Review: Jason Serious – Undercover Folk (Self-Released, 2012)
To say that Jason Serious’ solo debut is accomplished would be to sell it short. Not only is it full of incredibly memorable original songs, but its evocation of American musical vernacular is all the more extraordinary for his ex-pat status and the talented band of Europeans with which he recorded. To write and record something so immersed in American folk, country and early jazz while living in the states would be difficult enough, but to do so in Munich is nearly unimaginable. If this was a homesick love letter trying to bridge the distance, its rootedness would be more easily explained, but these are songs from a rural Marylander whose roots seem unaffected by the change in firmament, and whose sentiments seem to have nourished his talented, widely-listened band mates.

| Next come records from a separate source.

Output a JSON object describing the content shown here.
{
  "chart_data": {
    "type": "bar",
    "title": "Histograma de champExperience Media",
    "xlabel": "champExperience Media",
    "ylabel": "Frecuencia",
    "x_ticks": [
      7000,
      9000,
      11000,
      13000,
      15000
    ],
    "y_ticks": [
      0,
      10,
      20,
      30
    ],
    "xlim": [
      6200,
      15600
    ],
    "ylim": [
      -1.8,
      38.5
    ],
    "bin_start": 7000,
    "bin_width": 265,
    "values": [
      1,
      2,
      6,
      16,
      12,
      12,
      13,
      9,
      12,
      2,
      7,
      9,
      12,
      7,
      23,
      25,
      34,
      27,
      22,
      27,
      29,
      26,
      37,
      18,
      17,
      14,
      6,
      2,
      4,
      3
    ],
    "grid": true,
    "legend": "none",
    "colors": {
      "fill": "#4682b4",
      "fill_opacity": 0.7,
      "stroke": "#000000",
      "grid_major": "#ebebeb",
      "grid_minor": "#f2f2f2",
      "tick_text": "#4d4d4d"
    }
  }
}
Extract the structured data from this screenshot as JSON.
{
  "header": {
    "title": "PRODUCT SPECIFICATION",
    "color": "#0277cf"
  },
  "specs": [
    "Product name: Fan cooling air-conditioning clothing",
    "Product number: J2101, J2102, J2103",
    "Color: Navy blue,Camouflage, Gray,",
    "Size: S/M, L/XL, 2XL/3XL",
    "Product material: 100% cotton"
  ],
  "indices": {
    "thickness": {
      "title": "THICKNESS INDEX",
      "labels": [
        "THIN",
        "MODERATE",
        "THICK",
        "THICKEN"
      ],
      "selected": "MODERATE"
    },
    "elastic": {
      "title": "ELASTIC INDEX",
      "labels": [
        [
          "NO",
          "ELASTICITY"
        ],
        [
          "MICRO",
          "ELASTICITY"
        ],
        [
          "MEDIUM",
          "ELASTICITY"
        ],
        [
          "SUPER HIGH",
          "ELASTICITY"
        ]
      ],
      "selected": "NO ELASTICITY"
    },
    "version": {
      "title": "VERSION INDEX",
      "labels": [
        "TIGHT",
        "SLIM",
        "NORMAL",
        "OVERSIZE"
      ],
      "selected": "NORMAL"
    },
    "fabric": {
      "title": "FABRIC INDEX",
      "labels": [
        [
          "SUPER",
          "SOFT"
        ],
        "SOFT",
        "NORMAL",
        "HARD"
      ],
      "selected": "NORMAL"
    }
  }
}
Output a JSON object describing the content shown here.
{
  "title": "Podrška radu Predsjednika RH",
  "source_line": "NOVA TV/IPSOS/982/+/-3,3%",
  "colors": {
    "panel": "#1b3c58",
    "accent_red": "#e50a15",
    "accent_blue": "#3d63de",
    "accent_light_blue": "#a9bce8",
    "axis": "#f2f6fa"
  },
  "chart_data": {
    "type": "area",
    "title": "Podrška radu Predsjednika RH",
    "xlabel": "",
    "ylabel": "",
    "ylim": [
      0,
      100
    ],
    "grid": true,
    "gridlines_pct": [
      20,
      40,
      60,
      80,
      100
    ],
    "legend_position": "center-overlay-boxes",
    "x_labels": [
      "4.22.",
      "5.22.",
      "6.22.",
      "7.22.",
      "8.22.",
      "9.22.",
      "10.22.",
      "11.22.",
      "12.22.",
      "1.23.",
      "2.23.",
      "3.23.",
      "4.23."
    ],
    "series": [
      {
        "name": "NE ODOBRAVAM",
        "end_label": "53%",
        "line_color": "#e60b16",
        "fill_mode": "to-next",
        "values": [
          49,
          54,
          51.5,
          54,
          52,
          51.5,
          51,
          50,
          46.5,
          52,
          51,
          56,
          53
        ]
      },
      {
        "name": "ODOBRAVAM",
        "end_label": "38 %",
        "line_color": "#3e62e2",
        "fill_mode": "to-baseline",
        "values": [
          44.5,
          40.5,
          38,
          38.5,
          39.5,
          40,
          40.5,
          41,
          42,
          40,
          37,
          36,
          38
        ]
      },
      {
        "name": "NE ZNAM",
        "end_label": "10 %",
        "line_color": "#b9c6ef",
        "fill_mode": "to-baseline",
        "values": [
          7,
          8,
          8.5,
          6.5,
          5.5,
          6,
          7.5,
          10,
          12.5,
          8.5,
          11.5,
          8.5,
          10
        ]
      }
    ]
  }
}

The brassy shuffle “Met Jack Kerouac” and drunken melody of “Buckets of Gin” recall the goodtime music of the Lovin’ Spoonful, and the steel-lined “ESB” mixes hand-clapping upbeat country-folk, colorful imagery and a chorus (“everybody’s somebody’s beautiful”) that would make Mr. Rogers smile. Serious is a surprisingly polished artist, given that much of his woodshedding took place on the couch; it’s only in the past few years that he began sharing his solo work with others, and only in the past year that he began recording. The sessions themselves choreographed a dozen local musicians, adding deft splashes of banjo, violin, mandolin, steel, horns and harmony vocals across the nine tracks. Ausgezeichnet!